Hospital IT bill soaring

Network upgrades at Palmerston North Hospital will cost an extra $1.3 million after the scope of the proposed system overhaul was found to have been underestimated.

It will now cost $4.1m to upgrade the hospital's vulnerable computer network, wireless internet and telephony infrastructure, the MidCentral District Health Board was told this week.

The board began moving to upgrade its system in August 2012 when it approved $2.7m for upgrading the wireless and telephony infrastructure.

The funding also included a "like for like" replacement local area network to support the hospital's computers.

But just months later, in May 2013, the network suffered two total power failures in one day, forcing clinicians to cancel outpatient appointments because critical information systems were unavailable.

An immediate review of the system, and of the system upgrade proposed in 2012, was undertaken.

It found the system did not provide the resilience to recover from failure, or it would be unable to operate if one part failed.

The proposed "like for like" local area network was also found to be a failure, while the proposed upgrade of wireless and telephony infrastructure was considered fit for purpose.

Telecommunications Users Association New Zealand (TUANZ) chief executive Paul Brislen said it was vital to have the right IT services and support in the health system.

"It's an essential service these days - it wasn't that long ago that if the phones were down it was OK, everyone just got on," he said.

"These days when the phones go down it takes out the data connectivity as well and that means you can't do a lot of the things we used to do by paper, we just don't have the manual back-ups.

"So you've really got no choice but to rely entirely on the technology and that means you've got to make sure you've got a lot of redundancy and capacity to make sure nothing goes wrong."

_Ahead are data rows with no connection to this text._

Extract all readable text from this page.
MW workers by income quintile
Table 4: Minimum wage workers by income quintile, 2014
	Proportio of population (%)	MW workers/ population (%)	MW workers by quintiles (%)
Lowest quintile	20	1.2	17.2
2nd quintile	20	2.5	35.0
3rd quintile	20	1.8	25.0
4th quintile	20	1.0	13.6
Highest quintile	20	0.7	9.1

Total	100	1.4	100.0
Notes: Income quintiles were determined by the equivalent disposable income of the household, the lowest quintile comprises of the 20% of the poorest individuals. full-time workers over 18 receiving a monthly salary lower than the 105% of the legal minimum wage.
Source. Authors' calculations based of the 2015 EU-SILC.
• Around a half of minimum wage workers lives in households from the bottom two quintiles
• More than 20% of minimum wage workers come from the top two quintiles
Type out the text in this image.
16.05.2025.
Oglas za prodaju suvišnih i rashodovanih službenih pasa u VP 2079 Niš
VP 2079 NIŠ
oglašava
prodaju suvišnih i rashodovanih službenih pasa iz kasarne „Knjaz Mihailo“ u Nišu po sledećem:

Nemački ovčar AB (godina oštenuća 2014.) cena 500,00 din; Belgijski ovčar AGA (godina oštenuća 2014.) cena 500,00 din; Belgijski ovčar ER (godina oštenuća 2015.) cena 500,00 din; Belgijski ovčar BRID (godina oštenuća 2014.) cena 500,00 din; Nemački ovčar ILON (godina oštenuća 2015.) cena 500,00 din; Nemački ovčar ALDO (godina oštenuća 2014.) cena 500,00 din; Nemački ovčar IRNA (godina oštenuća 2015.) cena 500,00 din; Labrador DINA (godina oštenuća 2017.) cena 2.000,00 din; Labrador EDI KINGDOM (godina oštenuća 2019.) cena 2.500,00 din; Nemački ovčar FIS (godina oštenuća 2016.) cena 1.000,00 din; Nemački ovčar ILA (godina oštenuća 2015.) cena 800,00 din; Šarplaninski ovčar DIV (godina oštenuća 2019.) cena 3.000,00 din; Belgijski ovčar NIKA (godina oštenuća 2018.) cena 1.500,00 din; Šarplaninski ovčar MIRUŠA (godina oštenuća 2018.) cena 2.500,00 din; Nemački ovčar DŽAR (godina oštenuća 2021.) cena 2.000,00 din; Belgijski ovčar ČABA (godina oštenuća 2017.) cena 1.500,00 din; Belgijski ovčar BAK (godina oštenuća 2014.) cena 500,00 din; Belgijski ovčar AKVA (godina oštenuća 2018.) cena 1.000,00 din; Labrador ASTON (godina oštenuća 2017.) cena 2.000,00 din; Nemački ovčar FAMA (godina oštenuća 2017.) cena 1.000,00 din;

The redesigned solution, expected to take the hospital well into the future, will support internet access for patients, high-quality video conferencing, future applications like internet TV, voice-over IP telephony and internet-based learning programmes.

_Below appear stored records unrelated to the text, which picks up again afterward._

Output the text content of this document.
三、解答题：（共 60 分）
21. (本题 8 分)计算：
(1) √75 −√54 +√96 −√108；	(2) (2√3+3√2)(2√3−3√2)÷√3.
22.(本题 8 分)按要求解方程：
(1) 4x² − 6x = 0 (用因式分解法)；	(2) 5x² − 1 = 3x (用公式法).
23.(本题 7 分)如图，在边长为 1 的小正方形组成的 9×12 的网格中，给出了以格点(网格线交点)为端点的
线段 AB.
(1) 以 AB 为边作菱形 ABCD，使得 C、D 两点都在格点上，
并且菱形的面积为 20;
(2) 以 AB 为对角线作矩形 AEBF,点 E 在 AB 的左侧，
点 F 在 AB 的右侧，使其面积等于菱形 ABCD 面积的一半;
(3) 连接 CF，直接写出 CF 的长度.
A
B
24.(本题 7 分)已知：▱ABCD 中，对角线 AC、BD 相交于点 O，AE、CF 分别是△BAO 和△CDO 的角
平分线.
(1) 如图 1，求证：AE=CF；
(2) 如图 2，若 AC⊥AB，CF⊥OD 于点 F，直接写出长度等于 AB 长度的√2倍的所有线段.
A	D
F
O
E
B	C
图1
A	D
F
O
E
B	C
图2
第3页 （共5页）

Early indications show about $1.5m of investment is also expected over three years, including fibre-optic cabling, network cabling and communications closets.

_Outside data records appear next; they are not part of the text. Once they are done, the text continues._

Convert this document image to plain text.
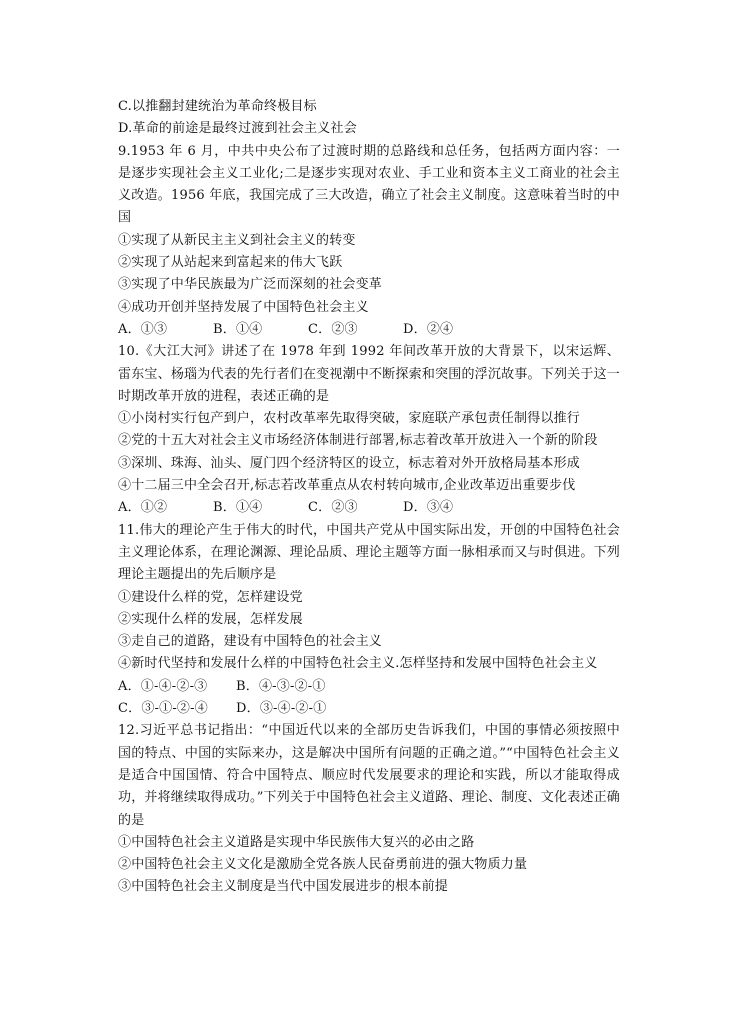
C.以推翻封建统治为革命终极目标
D.革命的前途是最终过渡到社会主义社会
9.1953 年 6 月，中共中央公布了过渡时期的总路线和总任务，包括两方面内容：一是逐步实现社会主义工业化;二是逐步实现对农业、手工业和资本主义工商业的社会主义改造。1956 年底，我国完成了三大改造，确立了社会主义制度。这意味着当时的中国
①实现了从新民主主义到社会主义的转变
②实现了从站起来到富起来的伟大飞跃
③实现了中华民族最为广泛而深刻的社会变革
④成功开创并坚持发展了中国特色社会主义
A．①③	B．①④	C．②③	D．②④
10.《大江大河》讲述了在 1978 年到 1992 年间改革开放的大背景下，以宋运辉、雷东宝、杨瑙为代表的先行者们在变视潮中不断探索和突围的浮沉故事。下列关于这一时期改革开放的进程，表述正确的是
①小岗村实行包产到户，农村改革率先取得突破，家庭联产承包责任制得以推行
②党的十五大对社会主义市场经济体制进行部署,标志着改革开放进入一个新的阶段
③深圳、珠海、汕头、厦门四个经济特区的设立，标志着对外开放格局基本形成
④十二届三中全会召开,标志若改革重点从农村转向城市,企业改革迈出重要步伐
A．①②	B．①④	C．②③	D．③④
11.伟大的理论产生于伟大的时代，中国共产党从中国实际出发，开创的中国特色社会主义理论体系，在理论渊源、理论品质、理论主题等方面一脉相承而又与时俱进。下列理论主题提出的先后顺序是
①建设什么样的党，怎样建设党
②实现什么样的发展，怎样发展
③走自己的道路，建设有中国特色的社会主义
④新时代坚持和发展什么样的中国特色社会主义.怎样坚持和发展中国特色社会主义
A．①-④-②-③	B．④-③-②-①
C．③-①-②-④	D．③-④-②-①
12.习近平总书记指出：“中国近代以来的全部历史告诉我们，中国的事情必须按照中国的特点、中国的实际来办，这是解决中国所有问题的正确之道。”“中国特色社会主义是适合中国国情、符合中国特点、顺应时代发展要求的理论和实践，所以才能取得成功，并将继续取得成功。”下列关于中国特色社会主义道路、理论、制度、文化表述正确的是
①中国特色社会主义道路是实现中华民族伟大复兴的必由之路
②中国特色社会主义文化是激励全党各族人民奋勇前进的强大物质力量
③中国特色社会主义制度是当代中国发展进步的根本前提
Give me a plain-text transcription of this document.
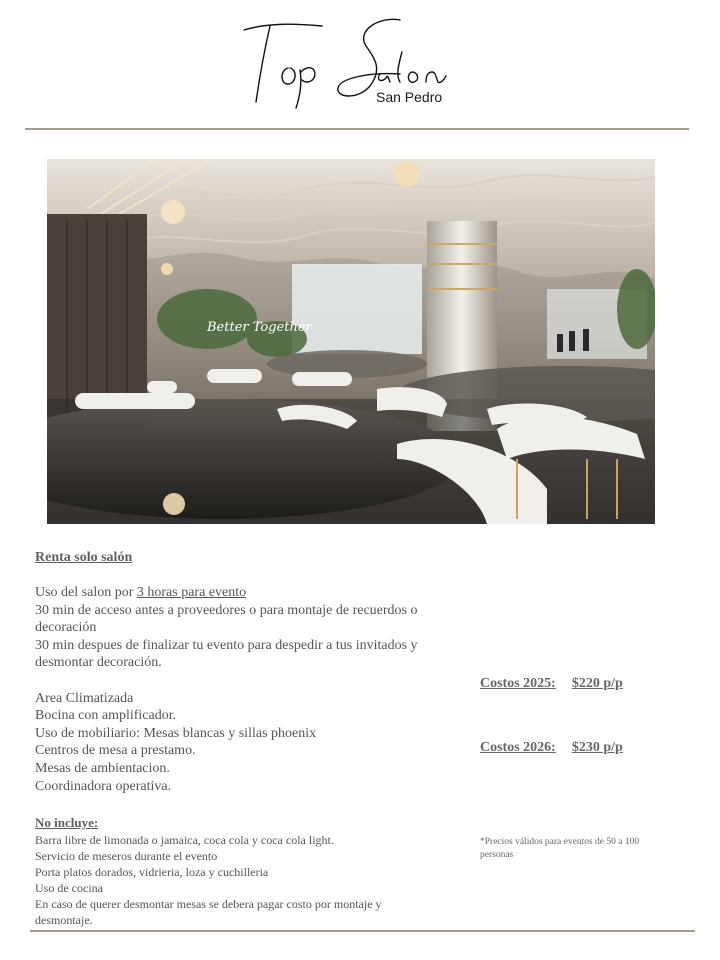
San Pedro
Better Together
Renta solo salón
Uso del salon por 3 horas para evento
30 min de acceso antes a proveedores o para montaje de recuerdos o
decoración
30 min despues de finalizar tu evento para despedir a tus invitados y
desmontar decoración.
Area Climatizada
Bocina con amplificador.
Uso de mobiliario: Mesas blancas y sillas phoenix
Centros de mesa a prestamo.
Mesas de ambientacion.
Coordinadora operativa.
No incluye:
Barra libre de limonada o jamaica, coca cola y coca cola light.
Servicio de meseros durante el evento
Porta platos dorados, vidrieria, loza y cuchilleria
Uso de cocina
En caso de querer desmontar mesas se debera pagar costo por montaje y
desmontaje.
Costos 2025: $220 p/p
Costos 2026: $230 p/p
*Precios válidos para eventos de 50 a 100 personas
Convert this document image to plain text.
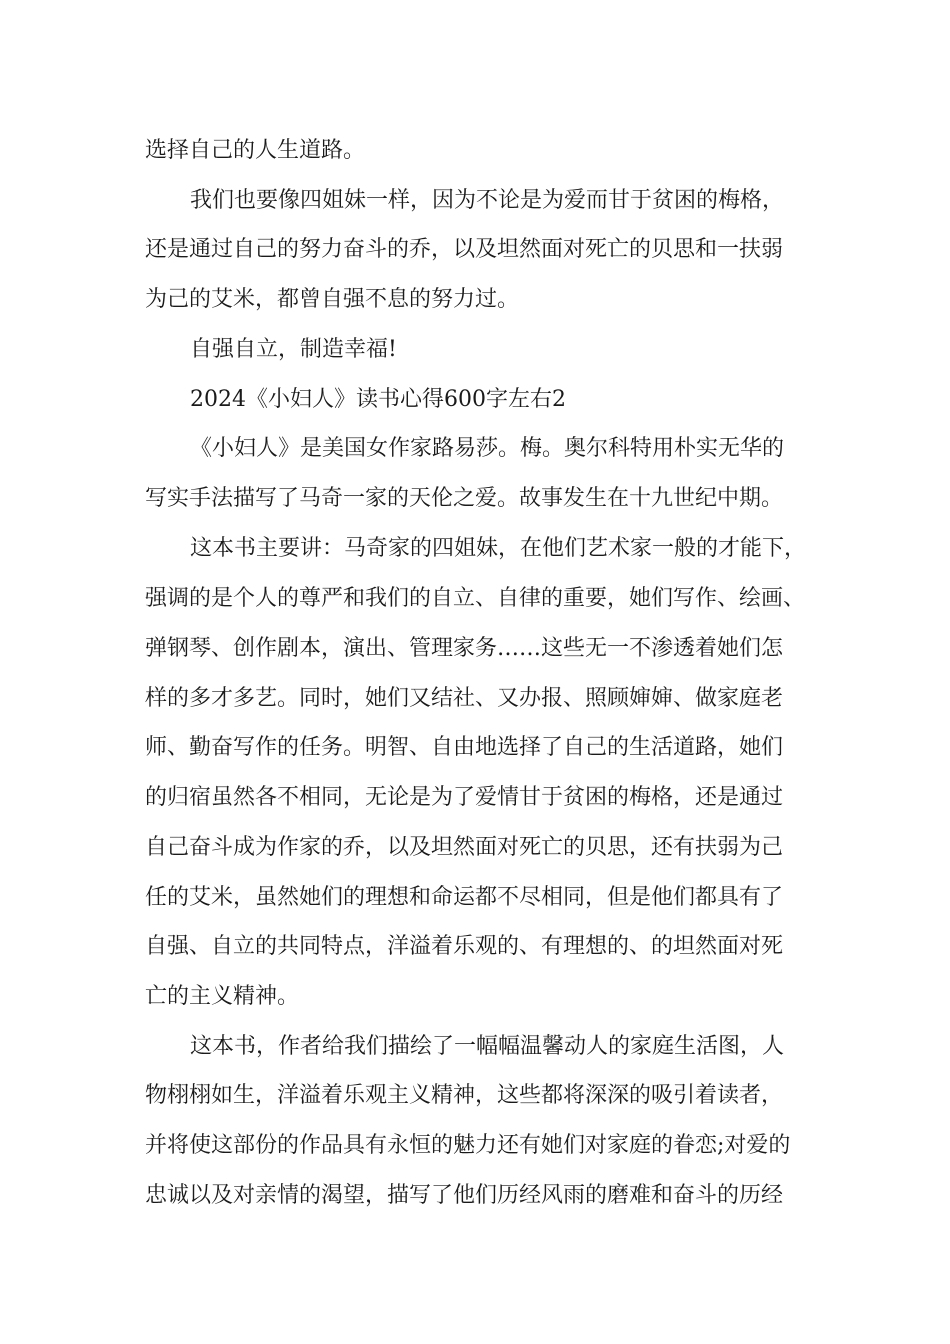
选择自己的人生道路。

我们也要像四姐妹一样，因为不论是为爱而甘于贫困的梅格，

还是通过自己的努力奋斗的乔，以及坦然面对死亡的贝思和一扶弱

为己的艾米，都曾自强不息的努力过。

自强自立，制造幸福!

2024《小妇人》读书心得600字左右2

《小妇人》是美国女作家路易莎。梅。奥尔科特用朴实无华的

写实手法描写了马奇一家的天伦之爱。故事发生在十九世纪中期。

这本书主要讲：马奇家的四姐妹，在他们艺术家一般的才能下，

强调的是个人的尊严和我们的自立、自律的重要，她们写作、绘画、

弹钢琴、创作剧本，演出、管理家务……这些无一不渗透着她们怎

样的多才多艺。同时，她们又结社、又办报、照顾婶婶、做家庭老

师、勤奋写作的任务。明智、自由地选择了自己的生活道路，她们

的归宿虽然各不相同，无论是为了爱情甘于贫困的梅格，还是通过

自己奋斗成为作家的乔，以及坦然面对死亡的贝思，还有扶弱为己

任的艾米，虽然她们的理想和命运都不尽相同，但是他们都具有了

自强、自立的共同特点，洋溢着乐观的、有理想的、的坦然面对死

亡的主义精神。

这本书，作者给我们描绘了一幅幅温馨动人的家庭生活图，人

物栩栩如生，洋溢着乐观主义精神，这些都将深深的吸引着读者，

并将使这部份的作品具有永恒的魅力还有她们对家庭的眷恋;对爱的

忠诚以及对亲情的渴望，描写了他们历经风雨的磨难和奋斗的历经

A business case will be submitted in 2014 to address these areas.

Mr Brislen said it wasn't uncommon for companies to go out to tender for something they thought was adequate without asking the applicants what they thought was ideal.

"In most cases a lot of the scope would be directed by the choices the people putting out the tender make.

"So if they think they just need a like-for-like upgrade, everyone will be quoting just on what that is," he said.

MidCentral District Health Board representatives were unavailable to comment.